To date, sociodemographic data and therapeutic management have not been well explored in GBM patients (p) at Spanish level. The GEINO-10 study was designed to evaluate the clinical profile and therapeutic behaviors in p with intra-axial brain tumours (BT). GBM, the most common malignant adult tumour, is the most frequent in our database.


Data on p with intra-axial BT were collected over years (2010-2013). Out of 397 p included, 67% had GBM. We aim to undertake an exploratory subanalysis of this poor prognostic group to describe the clinical and pathological characteristics as well as the therapeutic management of GBM in 28 Spanish institutions.


265 p with GBM were enrolled. Median age: 61 years (19-83); male/female (%): 63/37; ECOG 0/1 (%): 23/48. 55% had comorbidity. 10% had history of previous cancer . Symptoms at diagnosis: 35% focal neurological deficit; 28% cognitive impairment; 19% epileptic seizures and 7% ataxia. Location (lobe): 32.5% frontal, 32% temporal, 15% parietal and 6% occipital.
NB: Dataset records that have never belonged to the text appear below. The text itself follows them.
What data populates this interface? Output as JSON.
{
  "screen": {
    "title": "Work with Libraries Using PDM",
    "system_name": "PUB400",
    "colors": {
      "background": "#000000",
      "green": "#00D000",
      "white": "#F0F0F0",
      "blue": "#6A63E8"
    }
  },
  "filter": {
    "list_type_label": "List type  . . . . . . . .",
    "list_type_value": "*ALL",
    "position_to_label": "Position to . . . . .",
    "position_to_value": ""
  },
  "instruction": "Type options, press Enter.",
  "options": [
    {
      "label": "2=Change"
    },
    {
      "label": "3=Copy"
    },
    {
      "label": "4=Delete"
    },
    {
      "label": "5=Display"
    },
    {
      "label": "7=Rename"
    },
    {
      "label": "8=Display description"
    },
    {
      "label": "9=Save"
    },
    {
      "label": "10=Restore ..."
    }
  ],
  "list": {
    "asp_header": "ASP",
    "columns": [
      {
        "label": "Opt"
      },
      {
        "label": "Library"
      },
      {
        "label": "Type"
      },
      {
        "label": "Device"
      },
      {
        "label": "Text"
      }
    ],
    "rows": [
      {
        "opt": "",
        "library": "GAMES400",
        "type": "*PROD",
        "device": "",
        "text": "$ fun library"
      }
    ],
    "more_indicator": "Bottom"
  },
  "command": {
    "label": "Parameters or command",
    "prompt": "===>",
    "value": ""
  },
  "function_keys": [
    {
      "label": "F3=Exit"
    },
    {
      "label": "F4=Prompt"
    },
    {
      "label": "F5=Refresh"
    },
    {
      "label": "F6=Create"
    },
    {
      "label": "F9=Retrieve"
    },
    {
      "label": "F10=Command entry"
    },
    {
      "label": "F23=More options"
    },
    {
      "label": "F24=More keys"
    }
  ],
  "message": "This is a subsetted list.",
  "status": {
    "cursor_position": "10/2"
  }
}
Treatment (Tx) received: 42% complete resection, 42% partial, 10% stereotactic biopsy and 6% open biopsy. 3% of p received neoadjuvant temozolomide (TMZ) ± bevacizumab (BV) into a clinical trial. 94% of p received radiotherapy (RT) (72% focal, 21% whole-brain and 6% hemi-brain) concomitant with TMZ. After the concomitant phase, 82% of p received active chemotherapy (CT) with a median of 5 cycles (1-14) and 97% of them with TMZ. Out of 188 p evaluable, a disease control rate was achieved in 70% and the median Progression Free Survival was 10.4 months (95%CI: 9-11.8). At progression, 41% of total p received Tx: 13% surgery, 8% RT and 95% CT (52% BV ± CPT11, 15.5% TMZ, 12% nitrosoureas, 4.5% dacomitinib and 9% other). Overall Survival achieved was 23.6 months (95%CI: 16-31.2).


At diagnosis, almost all patients received RT + TMZ after surgery or biopsy. 41% were treated at progression, half of them with a BV regimen. The exceptionally good survival could reflect a selection of p with good PS. This information can be useful to homogenize and to optimize Tx and for future clinical trials in GBM.


All authors have declared no conflicts of interest.